Oma: „Wieso isst du nichts Süßes?“
Ich. „Danke ich bin satt.“
Oma: „Hmm. Aber du musst doch was essen, Kind!“
Ich: „In der Schule habe ich Suppe, Salat und noch Plov gegessen - ich bin satt.“
Die Gutmütige öffnet die Verpackung der Schokolade, stellt sich vor mich, nimmt mir die Mandarine aus der Hand und sagt: „Iss!“
Ich (Mühe die Fassung zu behalten. Hat sie mir grad' wirklich gesundes Obst aus der Hand genommen, um mir unerwünschtes Konfekt zu geben?!): „Nein, danke. Ich möchte nicht.“
Xjuscha (bei ihr blinken die Alarmglocken. Sie merkt, das ihre Oma zu weit gegangen war. Springt auf, nimmt der Oma das Konfekt aus der Hand und meint: „Oma - wenn sie doch satt ist..“
Die Gutmütige ließ ab und plauderte unverändert weiter.

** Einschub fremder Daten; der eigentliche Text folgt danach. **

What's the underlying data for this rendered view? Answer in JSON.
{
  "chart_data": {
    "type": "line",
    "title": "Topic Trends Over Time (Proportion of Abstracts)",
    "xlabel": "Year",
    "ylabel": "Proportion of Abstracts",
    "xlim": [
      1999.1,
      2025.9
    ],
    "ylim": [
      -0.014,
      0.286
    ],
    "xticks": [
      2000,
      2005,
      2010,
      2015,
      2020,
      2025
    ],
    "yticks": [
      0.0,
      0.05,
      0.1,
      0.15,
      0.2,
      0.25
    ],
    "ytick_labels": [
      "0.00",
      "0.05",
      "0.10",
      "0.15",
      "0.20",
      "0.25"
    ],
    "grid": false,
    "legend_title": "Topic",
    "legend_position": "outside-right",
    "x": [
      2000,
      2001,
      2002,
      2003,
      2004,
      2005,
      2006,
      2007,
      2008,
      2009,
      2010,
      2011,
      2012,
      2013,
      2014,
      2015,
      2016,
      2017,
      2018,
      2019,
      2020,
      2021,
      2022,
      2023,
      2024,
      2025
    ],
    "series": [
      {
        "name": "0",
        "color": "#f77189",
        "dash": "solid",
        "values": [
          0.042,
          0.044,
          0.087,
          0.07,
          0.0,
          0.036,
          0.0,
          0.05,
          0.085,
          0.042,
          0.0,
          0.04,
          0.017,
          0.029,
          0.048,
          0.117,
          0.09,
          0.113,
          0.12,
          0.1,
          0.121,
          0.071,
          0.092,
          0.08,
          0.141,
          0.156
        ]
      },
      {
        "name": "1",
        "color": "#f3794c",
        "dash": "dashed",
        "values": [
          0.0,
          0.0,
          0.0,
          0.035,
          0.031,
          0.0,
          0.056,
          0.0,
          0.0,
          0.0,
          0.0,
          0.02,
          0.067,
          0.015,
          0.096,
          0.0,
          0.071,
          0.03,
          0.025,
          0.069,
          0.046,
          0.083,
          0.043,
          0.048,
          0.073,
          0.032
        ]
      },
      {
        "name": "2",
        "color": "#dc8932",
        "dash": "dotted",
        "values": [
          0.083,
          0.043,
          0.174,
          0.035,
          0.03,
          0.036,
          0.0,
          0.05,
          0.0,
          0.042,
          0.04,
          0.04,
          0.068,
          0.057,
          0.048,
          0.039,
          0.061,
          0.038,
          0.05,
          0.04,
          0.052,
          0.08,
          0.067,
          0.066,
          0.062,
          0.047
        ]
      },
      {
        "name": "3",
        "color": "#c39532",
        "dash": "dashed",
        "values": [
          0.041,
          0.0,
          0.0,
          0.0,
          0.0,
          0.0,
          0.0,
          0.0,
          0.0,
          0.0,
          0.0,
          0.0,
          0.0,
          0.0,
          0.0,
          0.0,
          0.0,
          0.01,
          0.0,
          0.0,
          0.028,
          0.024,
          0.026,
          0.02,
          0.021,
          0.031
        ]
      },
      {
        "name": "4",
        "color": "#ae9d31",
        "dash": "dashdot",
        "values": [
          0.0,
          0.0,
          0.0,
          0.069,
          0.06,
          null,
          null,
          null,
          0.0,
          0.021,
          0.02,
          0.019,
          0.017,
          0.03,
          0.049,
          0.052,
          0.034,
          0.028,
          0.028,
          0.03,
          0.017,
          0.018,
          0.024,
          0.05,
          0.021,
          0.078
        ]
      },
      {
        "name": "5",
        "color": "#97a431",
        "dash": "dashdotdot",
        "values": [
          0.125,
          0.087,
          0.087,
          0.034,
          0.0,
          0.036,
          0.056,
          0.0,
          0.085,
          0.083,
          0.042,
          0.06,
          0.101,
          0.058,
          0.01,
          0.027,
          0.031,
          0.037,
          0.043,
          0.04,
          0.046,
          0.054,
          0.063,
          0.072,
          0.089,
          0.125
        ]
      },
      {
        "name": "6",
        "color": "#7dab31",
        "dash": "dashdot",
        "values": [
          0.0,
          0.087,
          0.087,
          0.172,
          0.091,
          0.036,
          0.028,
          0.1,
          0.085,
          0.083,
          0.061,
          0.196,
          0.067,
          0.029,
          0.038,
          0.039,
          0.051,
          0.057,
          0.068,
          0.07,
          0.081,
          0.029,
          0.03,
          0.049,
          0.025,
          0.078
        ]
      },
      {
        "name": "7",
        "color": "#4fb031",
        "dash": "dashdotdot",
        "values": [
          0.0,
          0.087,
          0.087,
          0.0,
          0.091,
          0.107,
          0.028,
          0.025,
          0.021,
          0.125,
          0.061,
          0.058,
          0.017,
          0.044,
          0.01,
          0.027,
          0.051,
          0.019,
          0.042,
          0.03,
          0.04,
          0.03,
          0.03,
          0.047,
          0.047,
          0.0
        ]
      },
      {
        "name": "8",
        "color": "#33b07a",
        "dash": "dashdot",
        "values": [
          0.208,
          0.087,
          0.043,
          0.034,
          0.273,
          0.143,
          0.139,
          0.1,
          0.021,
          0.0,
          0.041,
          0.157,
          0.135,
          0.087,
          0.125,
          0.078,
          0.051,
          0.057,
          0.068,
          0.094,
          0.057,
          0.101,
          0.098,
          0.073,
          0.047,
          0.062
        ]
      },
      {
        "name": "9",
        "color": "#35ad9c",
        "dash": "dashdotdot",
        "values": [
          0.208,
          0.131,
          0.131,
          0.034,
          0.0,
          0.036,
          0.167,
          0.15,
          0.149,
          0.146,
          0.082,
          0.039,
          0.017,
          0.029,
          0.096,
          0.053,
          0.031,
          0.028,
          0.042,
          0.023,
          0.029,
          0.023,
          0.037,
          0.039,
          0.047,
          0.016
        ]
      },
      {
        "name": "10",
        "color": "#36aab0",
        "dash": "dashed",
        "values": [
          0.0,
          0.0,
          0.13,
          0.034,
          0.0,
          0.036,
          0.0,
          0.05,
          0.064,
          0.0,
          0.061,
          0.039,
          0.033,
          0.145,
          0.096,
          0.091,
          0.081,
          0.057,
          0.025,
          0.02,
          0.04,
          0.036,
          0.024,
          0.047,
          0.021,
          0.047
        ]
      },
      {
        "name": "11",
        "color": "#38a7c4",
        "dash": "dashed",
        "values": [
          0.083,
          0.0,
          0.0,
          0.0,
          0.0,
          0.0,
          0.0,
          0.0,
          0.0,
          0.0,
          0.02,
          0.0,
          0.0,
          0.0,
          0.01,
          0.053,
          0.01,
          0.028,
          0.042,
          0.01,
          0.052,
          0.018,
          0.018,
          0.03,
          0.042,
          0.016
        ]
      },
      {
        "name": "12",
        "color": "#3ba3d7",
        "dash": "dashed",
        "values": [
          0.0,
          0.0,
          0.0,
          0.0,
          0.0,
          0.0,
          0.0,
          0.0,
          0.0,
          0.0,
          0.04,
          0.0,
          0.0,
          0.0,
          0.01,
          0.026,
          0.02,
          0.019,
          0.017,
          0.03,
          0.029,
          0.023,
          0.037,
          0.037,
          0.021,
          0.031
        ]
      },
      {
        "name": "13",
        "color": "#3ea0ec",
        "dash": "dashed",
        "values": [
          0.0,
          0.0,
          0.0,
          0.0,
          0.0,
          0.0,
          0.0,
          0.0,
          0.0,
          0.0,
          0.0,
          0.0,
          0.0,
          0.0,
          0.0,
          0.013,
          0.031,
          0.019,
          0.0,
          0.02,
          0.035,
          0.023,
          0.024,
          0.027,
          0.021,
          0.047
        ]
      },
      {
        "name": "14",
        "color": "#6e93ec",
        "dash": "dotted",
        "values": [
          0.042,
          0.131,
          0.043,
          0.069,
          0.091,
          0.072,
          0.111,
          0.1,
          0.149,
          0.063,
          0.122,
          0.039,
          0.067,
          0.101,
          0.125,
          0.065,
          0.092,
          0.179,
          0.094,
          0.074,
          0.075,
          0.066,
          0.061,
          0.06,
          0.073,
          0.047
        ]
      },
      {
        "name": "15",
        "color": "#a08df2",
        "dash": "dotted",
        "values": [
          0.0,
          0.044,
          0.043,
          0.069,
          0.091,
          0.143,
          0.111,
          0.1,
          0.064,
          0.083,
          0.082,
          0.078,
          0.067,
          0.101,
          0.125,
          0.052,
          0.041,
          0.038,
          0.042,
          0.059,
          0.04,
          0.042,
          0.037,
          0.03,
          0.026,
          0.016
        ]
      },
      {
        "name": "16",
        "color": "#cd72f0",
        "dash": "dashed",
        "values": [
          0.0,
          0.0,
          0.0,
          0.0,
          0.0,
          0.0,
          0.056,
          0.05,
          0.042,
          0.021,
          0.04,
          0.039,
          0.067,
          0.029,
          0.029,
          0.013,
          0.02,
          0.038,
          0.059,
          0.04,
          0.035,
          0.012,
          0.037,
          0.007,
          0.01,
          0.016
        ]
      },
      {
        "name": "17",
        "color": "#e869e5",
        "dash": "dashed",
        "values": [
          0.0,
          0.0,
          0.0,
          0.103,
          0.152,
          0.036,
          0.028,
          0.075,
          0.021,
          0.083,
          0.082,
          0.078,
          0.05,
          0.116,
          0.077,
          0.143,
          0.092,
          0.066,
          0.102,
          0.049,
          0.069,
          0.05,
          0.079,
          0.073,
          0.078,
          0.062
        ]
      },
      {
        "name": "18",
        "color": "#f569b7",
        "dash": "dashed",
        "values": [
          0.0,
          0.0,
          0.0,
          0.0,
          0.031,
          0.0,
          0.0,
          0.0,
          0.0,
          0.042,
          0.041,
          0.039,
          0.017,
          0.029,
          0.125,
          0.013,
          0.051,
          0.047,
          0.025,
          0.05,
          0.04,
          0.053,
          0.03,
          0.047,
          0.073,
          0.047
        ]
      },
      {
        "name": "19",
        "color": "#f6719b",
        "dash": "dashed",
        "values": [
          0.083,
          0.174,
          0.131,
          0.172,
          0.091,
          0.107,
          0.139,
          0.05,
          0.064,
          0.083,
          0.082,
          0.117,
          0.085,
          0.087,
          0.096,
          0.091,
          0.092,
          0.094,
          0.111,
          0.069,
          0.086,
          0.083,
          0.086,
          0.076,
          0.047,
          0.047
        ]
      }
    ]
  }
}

Die Essverkrampftheit in diesem Land ist wirklich unangenehm.
Mädchen hungern, um auszusehen wie eins der Gerippe aus Modezeitschriften.
Erwachsene essen so oft es geht. Ein normales Mittelmaß scheint es selten zu geben. Naja - wenigstens ist das Essen lecker.

Fazit: „Dem Thema „Essen“ wird hier ein viel zu hoher Stellenwert eingeräumt, wobei das erwünschte, gesunde Maß an Nahrungsaufnahme selten eingehalten wird.“

PS.: Xjuschas Vater hat gerade angerufen- wir machen heute einen Ausflug an die Wolga - jeha!